As I climbed higher up the mountain I noticed my mind was full of fearful thoughts - mostly thoughts about getting lost. Even though I knew I could trace my steps back, I became increasingly more uncomfortable the further up the mountain I got. As the fearful thoughts got louder, I decided to sit, listen and breathe. I reflected on just how much I am accustomed to the linear grid of city life and following well-trodden paths. I have never spent any time as an adult cultivating my sense of direction because I haven’t really needed to. I thought about what knowledge I had - if I did get lost -  and how I could find my way back home. I knew that more moss grew on the north side of the trees and the positioning of the sun could tell me the directions but it was a cloudy day. I felt a longing to reconnect with this type of knowing - to be able to wander in the hills and mountains and feel at home and safe. How I have been severed from this kind of knowing about place - just as the land has been severed into barbed wire cages - trapping us in our confined and safe areas and keeping vagrants and trespassers OUT. It dawned on me that I didn’t want to write about this because I felt embarrassed that I was afraid - and then I knew I must write about it.
 
“We are, after all, a part of Nature too.
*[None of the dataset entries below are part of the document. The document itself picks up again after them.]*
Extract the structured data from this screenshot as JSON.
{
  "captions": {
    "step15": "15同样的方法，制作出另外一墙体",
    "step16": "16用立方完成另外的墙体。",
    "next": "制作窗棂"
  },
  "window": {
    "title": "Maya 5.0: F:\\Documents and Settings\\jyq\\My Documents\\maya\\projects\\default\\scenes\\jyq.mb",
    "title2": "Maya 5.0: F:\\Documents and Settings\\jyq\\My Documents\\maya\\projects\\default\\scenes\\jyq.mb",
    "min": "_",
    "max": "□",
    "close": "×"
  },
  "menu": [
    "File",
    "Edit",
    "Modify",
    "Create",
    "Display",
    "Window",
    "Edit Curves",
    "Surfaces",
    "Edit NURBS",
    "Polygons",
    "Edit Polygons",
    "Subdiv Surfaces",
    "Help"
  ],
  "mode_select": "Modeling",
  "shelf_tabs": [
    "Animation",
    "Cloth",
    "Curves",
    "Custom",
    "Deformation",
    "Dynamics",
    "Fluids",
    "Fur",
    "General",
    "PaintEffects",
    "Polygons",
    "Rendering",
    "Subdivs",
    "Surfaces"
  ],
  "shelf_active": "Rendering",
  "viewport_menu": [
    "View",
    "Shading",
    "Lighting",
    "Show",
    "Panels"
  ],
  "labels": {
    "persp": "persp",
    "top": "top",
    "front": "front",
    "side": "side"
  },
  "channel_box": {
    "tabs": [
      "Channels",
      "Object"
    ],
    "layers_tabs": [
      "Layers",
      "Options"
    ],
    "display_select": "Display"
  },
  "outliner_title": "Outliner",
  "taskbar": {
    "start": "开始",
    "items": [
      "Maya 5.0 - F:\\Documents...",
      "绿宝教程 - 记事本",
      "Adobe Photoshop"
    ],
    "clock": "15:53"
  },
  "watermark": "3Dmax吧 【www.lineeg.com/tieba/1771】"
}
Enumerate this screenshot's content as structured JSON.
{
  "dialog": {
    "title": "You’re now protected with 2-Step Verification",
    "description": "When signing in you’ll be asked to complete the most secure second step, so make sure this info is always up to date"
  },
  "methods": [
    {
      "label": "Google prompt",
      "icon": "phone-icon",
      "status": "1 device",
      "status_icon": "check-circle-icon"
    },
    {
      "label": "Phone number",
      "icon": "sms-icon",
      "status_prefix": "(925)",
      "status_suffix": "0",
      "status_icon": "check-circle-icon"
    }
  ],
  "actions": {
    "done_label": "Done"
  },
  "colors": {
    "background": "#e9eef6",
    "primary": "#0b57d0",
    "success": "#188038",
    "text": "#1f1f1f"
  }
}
Why should we not be more capable of being tuned in to her than, in our urbanized, mechanized, indoor lives, we have memories of? If, put in a natural environment, being still and alert to new sensation, expecting only whatever happens and nothing more nor less, accepting such sensation as real and acting on it gives us new information about the world and/or extends our understanding of our place in creation, then it seems to me a practice worth pursuing. It may be that most people are so tense, so bombarded by other external stimuli and so disbelieving, such hard-core materialists, that they simply don’t notice intuition when it does strike. It is possible that if we spent more time alone and in Nature our intuitive abilities - another way of gathering information about the world - would strengthen” (Butala, 1994, p. 123).